A B.C. company plans to open a plant in Texas where giant fans will suck carbon dioxide from the air so it can be permanently stored underground.

The plant, set for completion in 2023, will likely be able to capture 1-megatonne of CO2 annually.

“That’s the work of 40 million trees,” said Carbon Engineering CEO Steve Oldham.

The Squamish-based company’s massive turbine technology works like a giant global warming vacuum to suck carbon straight from the atmosphere. Its fans pull air through a structure filled with corrugated sheets soaked in a solution that absorbs C02. The absorbed carbon-rich solution is then turned it into tiny white pellets, which in turn can be treated at high temperatures to release the carbon dioxide as a gas. It can then be stored permanently underground, or turned into synthetic liquid fuel.

“We’re using a material we’ve treated as waste for years as something that we can reuse,” said engineer Jenny McCahill.

Though direct air capture of carbon has been discussed for years, it recently gained more momentum when the United Nations in 2018 labeled it a necessity to end global warming.
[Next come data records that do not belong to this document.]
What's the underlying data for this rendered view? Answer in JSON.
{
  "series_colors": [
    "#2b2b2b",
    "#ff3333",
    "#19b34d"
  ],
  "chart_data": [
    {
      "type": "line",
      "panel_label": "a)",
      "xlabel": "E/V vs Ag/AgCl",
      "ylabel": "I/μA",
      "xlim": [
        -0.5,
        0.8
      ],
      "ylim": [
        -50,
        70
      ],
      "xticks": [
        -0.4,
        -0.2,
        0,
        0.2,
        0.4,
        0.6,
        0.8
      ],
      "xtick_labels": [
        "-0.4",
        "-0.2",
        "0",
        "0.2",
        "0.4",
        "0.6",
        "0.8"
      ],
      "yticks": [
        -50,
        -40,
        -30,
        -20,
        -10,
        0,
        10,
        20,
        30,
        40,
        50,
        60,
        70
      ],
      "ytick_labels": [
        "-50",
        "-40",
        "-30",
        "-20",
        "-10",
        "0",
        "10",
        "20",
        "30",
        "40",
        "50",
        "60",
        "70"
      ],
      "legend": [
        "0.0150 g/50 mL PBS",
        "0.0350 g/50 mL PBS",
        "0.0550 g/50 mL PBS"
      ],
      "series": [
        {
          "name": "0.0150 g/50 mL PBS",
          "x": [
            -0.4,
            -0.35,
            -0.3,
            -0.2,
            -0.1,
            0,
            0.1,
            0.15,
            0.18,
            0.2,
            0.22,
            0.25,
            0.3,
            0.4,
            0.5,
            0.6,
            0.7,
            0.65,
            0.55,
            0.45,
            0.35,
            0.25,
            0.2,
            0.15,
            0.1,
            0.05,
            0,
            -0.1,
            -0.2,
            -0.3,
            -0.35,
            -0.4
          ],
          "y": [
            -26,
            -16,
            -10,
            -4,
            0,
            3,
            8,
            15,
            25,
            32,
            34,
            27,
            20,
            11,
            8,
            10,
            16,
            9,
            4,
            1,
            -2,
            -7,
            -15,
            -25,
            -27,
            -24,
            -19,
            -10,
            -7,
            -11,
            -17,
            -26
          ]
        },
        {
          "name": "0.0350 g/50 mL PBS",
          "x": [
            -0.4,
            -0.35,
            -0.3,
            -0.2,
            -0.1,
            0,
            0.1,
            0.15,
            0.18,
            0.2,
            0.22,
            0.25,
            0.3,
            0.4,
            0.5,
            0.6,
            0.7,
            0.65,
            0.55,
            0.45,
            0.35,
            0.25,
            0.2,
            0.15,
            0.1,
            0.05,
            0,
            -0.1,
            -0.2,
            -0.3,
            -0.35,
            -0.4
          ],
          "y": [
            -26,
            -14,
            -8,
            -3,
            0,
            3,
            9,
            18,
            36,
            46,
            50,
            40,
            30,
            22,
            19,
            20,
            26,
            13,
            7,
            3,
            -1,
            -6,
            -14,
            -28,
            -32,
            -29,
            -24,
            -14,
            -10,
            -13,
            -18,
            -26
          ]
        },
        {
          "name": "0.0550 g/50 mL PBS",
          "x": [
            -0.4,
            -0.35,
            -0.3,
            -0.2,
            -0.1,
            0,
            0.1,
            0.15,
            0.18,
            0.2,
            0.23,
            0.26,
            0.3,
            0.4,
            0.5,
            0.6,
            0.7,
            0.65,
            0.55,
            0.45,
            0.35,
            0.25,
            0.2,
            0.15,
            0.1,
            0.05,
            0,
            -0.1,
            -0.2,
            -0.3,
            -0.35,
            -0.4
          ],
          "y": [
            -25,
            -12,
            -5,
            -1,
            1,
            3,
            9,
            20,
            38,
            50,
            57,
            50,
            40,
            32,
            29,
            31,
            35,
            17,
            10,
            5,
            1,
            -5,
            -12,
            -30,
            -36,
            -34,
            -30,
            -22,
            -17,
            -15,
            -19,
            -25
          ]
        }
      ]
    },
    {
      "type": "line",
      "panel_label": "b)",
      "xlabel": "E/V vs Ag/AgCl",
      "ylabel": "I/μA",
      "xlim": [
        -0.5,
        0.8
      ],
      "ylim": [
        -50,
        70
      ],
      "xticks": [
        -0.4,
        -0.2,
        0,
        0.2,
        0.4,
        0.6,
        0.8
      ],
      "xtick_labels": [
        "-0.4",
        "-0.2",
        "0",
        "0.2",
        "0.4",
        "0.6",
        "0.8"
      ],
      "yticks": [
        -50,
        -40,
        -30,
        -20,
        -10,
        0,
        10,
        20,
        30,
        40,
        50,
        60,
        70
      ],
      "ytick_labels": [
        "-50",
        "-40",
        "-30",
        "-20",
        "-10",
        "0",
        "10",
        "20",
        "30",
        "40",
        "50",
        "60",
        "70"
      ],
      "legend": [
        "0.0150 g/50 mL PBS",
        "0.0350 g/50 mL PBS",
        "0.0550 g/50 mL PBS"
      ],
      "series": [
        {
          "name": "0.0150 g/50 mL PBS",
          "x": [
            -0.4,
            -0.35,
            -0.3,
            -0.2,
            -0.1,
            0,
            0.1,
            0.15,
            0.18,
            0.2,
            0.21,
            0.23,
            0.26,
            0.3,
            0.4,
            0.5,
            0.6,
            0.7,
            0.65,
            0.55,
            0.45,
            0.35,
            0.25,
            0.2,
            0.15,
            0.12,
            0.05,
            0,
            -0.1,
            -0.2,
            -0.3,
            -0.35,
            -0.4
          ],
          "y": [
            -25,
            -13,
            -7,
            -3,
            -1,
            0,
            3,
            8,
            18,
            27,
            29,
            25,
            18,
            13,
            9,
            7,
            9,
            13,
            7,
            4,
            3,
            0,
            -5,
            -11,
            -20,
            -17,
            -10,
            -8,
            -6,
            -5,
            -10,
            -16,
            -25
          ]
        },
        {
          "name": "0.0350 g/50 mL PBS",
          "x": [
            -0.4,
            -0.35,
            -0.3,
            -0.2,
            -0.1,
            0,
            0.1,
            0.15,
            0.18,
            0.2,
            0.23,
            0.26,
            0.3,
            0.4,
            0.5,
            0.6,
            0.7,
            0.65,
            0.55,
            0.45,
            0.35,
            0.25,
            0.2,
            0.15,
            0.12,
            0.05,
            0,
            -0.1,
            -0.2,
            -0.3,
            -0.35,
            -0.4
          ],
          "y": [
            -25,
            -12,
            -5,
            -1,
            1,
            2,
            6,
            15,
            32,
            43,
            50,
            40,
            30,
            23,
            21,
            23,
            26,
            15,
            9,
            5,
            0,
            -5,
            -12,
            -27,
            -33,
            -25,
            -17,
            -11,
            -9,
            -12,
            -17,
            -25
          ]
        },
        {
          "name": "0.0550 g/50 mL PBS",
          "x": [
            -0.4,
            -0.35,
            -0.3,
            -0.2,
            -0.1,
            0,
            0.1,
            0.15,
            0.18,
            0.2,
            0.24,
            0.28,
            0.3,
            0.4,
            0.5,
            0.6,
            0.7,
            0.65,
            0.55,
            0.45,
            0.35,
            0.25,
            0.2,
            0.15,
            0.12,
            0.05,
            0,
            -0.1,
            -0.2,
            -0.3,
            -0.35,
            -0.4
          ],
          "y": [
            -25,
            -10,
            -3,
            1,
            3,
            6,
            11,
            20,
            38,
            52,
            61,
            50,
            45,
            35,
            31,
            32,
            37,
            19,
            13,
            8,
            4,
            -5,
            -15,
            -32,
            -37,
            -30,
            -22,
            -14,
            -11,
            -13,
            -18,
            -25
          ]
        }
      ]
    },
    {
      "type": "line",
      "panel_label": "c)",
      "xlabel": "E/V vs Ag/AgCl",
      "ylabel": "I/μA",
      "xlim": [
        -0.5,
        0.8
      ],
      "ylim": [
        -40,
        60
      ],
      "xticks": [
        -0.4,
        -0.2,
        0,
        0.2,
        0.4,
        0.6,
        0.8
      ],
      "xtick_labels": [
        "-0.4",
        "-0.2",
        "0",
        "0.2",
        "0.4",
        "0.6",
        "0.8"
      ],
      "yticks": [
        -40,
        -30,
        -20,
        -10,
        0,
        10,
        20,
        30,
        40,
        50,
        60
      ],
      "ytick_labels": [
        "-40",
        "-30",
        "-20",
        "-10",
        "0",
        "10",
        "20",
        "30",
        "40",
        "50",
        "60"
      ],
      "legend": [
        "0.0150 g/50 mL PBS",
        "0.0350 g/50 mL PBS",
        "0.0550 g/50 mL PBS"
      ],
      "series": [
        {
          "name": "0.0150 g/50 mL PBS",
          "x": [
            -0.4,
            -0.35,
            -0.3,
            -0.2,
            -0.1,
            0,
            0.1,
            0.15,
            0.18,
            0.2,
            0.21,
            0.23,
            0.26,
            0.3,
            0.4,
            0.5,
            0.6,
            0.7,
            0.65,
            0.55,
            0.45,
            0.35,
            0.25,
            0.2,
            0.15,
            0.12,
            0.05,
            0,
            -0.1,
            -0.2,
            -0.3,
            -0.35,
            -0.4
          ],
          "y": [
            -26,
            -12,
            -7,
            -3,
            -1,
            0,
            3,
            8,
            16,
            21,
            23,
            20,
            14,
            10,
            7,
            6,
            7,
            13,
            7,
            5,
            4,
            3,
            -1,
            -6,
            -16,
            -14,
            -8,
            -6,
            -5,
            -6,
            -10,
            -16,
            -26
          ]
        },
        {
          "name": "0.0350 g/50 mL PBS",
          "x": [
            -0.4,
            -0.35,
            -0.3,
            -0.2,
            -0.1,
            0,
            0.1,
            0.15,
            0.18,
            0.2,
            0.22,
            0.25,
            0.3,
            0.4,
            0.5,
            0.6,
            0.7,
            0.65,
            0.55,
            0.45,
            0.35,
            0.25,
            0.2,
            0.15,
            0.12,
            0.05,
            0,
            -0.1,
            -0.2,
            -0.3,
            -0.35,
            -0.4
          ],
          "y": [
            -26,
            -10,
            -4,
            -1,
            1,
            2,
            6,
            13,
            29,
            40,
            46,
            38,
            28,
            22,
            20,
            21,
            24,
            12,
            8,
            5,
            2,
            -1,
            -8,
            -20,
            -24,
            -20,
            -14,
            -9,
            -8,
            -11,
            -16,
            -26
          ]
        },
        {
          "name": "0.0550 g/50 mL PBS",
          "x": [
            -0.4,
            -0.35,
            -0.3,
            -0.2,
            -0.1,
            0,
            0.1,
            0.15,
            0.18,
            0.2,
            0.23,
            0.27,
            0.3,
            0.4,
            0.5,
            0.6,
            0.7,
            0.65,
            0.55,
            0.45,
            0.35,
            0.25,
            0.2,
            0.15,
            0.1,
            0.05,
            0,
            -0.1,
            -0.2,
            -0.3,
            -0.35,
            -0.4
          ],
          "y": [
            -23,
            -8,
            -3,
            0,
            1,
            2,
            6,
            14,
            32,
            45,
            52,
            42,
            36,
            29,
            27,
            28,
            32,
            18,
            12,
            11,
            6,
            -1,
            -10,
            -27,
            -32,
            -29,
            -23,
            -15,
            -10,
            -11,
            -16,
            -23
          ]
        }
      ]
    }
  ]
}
Concepts like Carbon Engineering’s fans are all about damage control now, said Simon Fraser University professor Mark Jaccard.

“We are still in a struggle to move forward with policies that reduce the burning of fossil fuels, so now we’re moving to technologies that have to reverse the damages,” he said.

For Oldham and his carbon capture team in Squamish, the goal is as much to have a commercially-viable product as it is to make progress in the fight against global warming.

“If you believe there is a cost to climate change, there is a value in eliminating carbon now,” he said.